Choosing between Hive and Pig can be confusing. Generally speaking, Hive is more suitable for data warehousing tasks.  Hive’s closeness to SQL makes it an ideal point of integration between Hadoop and other business intelligence tools.


Pig gives the developer more agility for the exploration of large datasets, allowing the development of succinct scripts for transforming data flows for incorporation into larger applications. Pig is a thinner layer over Hadoop than Hive, and its main advantage is to drastically cut the amount of code needed compared to direct use of Hadoop’s Java APIs.


Improving data access: HBase, Sqoop and Flume


At its heart, Hadoop is a batch-oriented system. Data are loaded into HDFS, processed, and then retrieved. This is somewhat of a computing throwback, and often, interactive and random access to data is required.


This is where HBase comes in, a column-oriented database that runs on top of HDFS. HBase’s function is to host billions of rows of data for rapid access.

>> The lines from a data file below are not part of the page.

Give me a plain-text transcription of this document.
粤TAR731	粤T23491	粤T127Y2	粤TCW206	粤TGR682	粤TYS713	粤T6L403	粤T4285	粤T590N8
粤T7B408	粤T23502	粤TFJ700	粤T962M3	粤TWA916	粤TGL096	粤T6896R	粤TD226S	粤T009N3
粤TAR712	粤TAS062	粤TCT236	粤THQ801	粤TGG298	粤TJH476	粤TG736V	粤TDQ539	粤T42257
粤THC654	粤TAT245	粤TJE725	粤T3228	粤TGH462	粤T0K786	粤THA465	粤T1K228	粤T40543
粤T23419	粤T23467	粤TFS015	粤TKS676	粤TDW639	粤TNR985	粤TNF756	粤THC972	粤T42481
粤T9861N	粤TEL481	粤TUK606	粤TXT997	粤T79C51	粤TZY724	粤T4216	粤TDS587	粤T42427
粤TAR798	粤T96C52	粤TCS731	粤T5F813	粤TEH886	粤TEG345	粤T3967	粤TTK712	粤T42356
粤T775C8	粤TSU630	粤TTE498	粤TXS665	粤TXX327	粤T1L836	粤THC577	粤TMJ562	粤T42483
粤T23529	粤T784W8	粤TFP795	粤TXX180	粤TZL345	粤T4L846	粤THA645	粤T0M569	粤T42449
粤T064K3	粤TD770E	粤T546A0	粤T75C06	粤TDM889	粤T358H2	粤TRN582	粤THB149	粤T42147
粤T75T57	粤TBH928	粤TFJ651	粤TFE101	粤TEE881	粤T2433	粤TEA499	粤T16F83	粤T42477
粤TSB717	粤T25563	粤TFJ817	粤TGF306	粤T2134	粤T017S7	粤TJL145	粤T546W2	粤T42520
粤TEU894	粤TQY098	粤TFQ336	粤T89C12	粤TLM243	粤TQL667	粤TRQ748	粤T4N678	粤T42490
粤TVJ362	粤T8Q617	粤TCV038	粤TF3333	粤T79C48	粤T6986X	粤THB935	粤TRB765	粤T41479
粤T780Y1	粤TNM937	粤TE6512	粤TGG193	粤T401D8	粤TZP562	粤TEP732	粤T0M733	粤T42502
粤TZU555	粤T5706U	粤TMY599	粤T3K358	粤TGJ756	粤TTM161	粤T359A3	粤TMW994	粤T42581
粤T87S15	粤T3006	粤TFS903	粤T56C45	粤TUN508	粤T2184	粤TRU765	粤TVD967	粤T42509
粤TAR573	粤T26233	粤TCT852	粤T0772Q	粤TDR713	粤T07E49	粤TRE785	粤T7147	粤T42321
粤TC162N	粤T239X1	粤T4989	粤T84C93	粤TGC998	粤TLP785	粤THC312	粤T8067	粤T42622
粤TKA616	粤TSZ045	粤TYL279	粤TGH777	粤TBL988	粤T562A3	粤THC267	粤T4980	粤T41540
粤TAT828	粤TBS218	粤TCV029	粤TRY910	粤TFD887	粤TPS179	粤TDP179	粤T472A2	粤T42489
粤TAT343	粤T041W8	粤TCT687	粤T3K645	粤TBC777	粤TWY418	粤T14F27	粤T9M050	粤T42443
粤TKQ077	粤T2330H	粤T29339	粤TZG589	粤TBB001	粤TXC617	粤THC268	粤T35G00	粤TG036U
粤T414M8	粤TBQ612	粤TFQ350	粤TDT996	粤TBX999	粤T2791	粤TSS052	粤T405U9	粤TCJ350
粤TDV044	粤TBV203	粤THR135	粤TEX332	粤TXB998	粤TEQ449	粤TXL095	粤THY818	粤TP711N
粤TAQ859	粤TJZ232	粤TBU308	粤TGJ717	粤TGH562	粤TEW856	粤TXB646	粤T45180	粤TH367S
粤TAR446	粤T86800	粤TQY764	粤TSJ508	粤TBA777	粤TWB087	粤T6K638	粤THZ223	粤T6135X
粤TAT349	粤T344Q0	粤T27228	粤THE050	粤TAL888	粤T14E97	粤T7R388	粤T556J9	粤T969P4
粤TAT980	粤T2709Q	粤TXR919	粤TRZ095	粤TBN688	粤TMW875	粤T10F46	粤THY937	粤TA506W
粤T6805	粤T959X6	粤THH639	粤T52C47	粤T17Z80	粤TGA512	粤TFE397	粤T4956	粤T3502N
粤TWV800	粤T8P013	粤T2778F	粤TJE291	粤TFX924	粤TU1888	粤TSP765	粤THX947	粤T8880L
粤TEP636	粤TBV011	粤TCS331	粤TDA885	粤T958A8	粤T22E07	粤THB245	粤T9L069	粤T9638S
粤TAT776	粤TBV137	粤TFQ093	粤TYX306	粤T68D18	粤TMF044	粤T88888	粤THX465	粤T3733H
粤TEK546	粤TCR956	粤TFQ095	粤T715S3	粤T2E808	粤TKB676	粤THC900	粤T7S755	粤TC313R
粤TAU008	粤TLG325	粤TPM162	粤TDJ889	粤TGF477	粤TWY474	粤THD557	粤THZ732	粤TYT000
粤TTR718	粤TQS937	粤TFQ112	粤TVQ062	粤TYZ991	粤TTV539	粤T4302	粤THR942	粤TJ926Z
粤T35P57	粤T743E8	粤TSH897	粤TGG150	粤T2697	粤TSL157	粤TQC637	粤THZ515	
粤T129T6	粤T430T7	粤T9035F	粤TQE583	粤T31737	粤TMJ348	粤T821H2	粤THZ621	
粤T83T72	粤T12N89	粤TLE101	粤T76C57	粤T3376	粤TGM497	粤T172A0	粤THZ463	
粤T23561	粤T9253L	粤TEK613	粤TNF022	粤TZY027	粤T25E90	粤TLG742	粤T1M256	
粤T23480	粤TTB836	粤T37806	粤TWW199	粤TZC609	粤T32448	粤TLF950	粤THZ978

MapReduce can use HBase as both a source and a destination for its computations, and Hive and Pig can be used in combination with HBase.


Coordination and workflow: Zookeeper and Oozie


With a growing family of services running as part of a Hadoop cluster, there is a need for effective coordination. As computing nodes can come and go, all members of the cluster need to synchronise with each other, know where to access services, and know how they should be configured. Zookeeper provides each node with this information.


Production systems utilising Hadoop often contain complex pipelines of transformations. These pipelines are interdependent. For example, the arrival of a new batch of data will trigger an import, which must then trigger recalculations in dependent datasets. The Oozie component provides features to manage such dependencies, removing the need for developers to painstakingly code custom solutions.


Machine learning: Mahout


While every organisation’s data are unique and diverse, there is much less variation in the kinds of analyses typically performed on that data. The Mahout project is a library of common Hadoop analytical computations. Use cases include user collaborative filtering, creating tailored user recommendations, clustering and classification.


The future of Hadoop


As millions more Internet of Things devices come online each year more data is being collected than ever before. The vast majority of this data is unstructured. Inevitably, this means the demand for Hadoop’s processing capabilities will grow too. Its ability to process large volumes of data quickly means that Hadoop systems will become increasingly important to day-to-day business decisions.


Organisations of all sizes now have an opportunity to take advantage of the promising opportunities offered by big data. The open source nature of Hadoop and its ability to run on commodity hardware means that its processing power is available to all.